The GEEO cluster also provides a foundation for research into climate change, global cycles of carbon, and future energy supplies. The costs associated with growing the cluster will be offset by the funding opportunities available through the MMS, the U.S. Department of Energy, the National Institutes of Health, and the National Oceanic and Atmospheric Administration-Cooperative Institute, which was recently established for the Northern Gulf of Mexico (with FSU as a partner institution) and has an annual budget of $7 million.

This figure shows a mound of exposed methane hydrate surrounded by tube worms. Methane hydrate is a solid ice like substance composed of a large volume of natural gas locked into a water crystalline structure. Scientists estimate that the energy potential of natural gas contained in sea floor and permafrost methane hydrates across the globe may be as great as the energy potential of all other “traditional” natural gas and petroleum deposits. Methane hydrates are stable at the low temperatures and high pressures found below 600 meters on the seafloor. The tube worms in the picture are microbial gardeners, and exist without mouth, guts and associated other GI tract organs. They cultivate symbiotic sulfide oxidizing bacteria that perform a process called chemosynthesis and use chemical energy to fix carbon to provide food. These bacteria “feed” their tube worm hosts. The reduced chemicals are primarily driven by methane gas, shown bubbling up in the picture. (Photo courtesy of Ian R. MacDonald)
In this photograph the pore water sampler is deployed in a deep sea mussel bed. These mussels are part of a methane-based chemosynthetic food web. The mussels cultivate methane oxidizing bacteria in their gills in a symbiotic relationship. This deep sea food web is completely independent of food fixed from sunlight at the surface. (Photo courtesy of Laura Lapham)

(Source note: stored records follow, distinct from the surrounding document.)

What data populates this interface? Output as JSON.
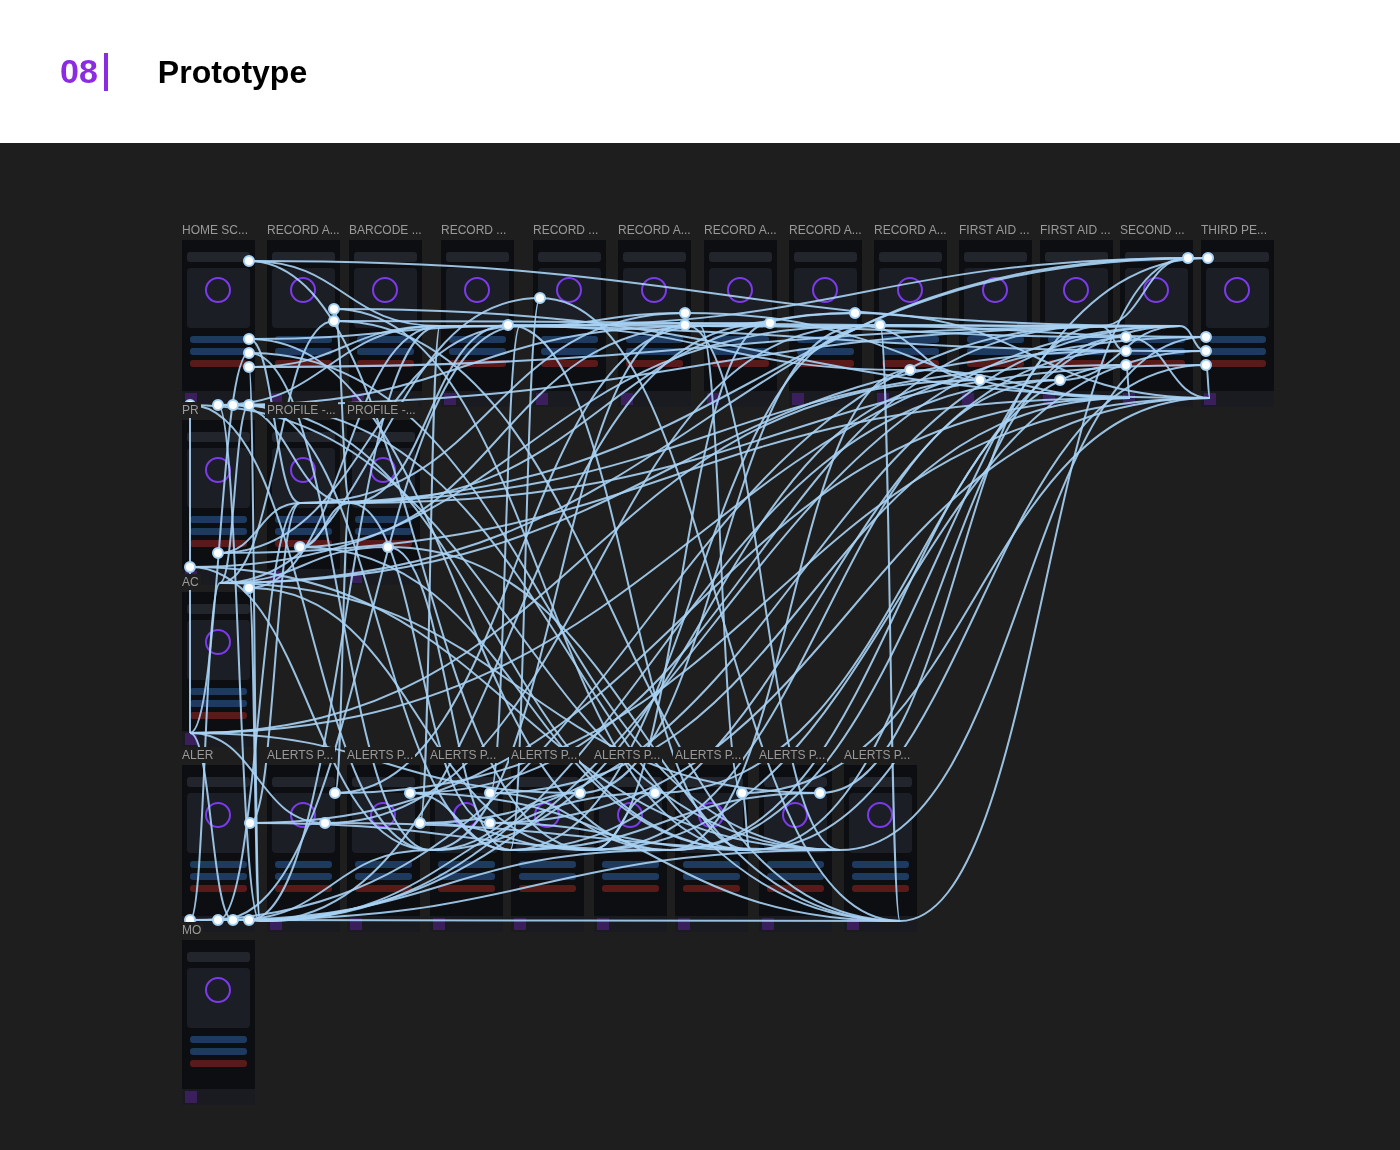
{
  "header": {
    "number": "08",
    "title": "Prototype"
  },
  "frames": [
    {
      "label": "HOME SC..."
    },
    {
      "label": "RECORD A..."
    },
    {
      "label": "BARCODE ..."
    },
    {
      "label": "RECORD ..."
    },
    {
      "label": "RECORD ..."
    },
    {
      "label": "RECORD A..."
    },
    {
      "label": "RECORD A..."
    },
    {
      "label": "RECORD A..."
    },
    {
      "label": "RECORD A..."
    },
    {
      "label": "FIRST AID ..."
    },
    {
      "label": "FIRST AID ..."
    },
    {
      "label": "SECOND ..."
    },
    {
      "label": "THIRD PE..."
    },
    {
      "label": "PR"
    },
    {
      "label": "PROFILE -..."
    },
    {
      "label": "PROFILE -..."
    },
    {
      "label": "AC"
    },
    {
      "label": "ALER"
    },
    {
      "label": "ALERTS P..."
    },
    {
      "label": "ALERTS P..."
    },
    {
      "label": "ALERTS P..."
    },
    {
      "label": "ALERTS P..."
    },
    {
      "label": "ALERTS P..."
    },
    {
      "label": "ALERTS P..."
    },
    {
      "label": "ALERTS P..."
    },
    {
      "label": "ALERTS P..."
    },
    {
      "label": "MO"
    }
  ]
}
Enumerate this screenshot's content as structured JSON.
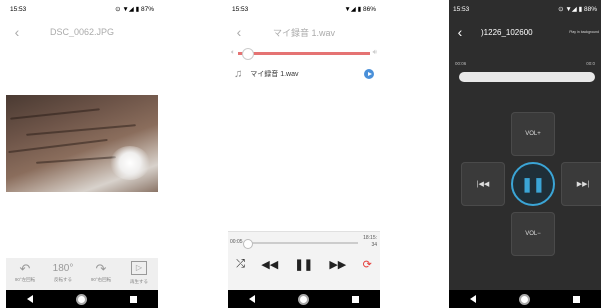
{
  "phone1": {
    "status": {
      "time": "15:53",
      "icons": "⊙ ▼◢ ▮ 87%"
    },
    "title": "DSC_0062.JPG",
    "tools": [
      {
        "icon": "↶",
        "label": "90°左回転"
      },
      {
        "icon": "180°",
        "label": "反転する"
      },
      {
        "icon": "↷",
        "label": "90°右回転"
      },
      {
        "icon": "▷",
        "label": "再生する"
      }
    ]
  },
  "phone2": {
    "status": {
      "time": "15:53",
      "icons": "▼◢ ▮ 86%"
    },
    "title": "マイ録音 1.wav",
    "track": {
      "name": "マイ録音 1.wav"
    },
    "progress": {
      "elapsed": "00:05",
      "total_line1": "18:15:",
      "total_line2": "34"
    },
    "volume_fraction": 0.03
  },
  "phone3": {
    "status": {
      "time": "15:53",
      "icons": "⊙ ▼◢ ▮ 88%"
    },
    "title": ")1226_102600",
    "bg_label": "Play in background",
    "time_left": "00:06",
    "time_right": "00:0",
    "buttons": {
      "vol_up": "VOL+",
      "vol_down": "VOL−",
      "prev": "|◀◀",
      "next": "▶▶|"
    }
  },
  "nav": {
    "back": "back-icon",
    "home": "home-icon",
    "recent": "recent-icon"
  }
}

Numerous fields of study are drawn to the Gulf of Mexico and scores of distinguished scientists have been attracted to its extreme environments, including members of the National Academy of Sciences. Researchers at Florida State University are among this group and the GEEO cluster, coupled with Tallahassee's proximity to the gulf, provides FSU a springboard to becoming a world leader in the science of extreme marine environments.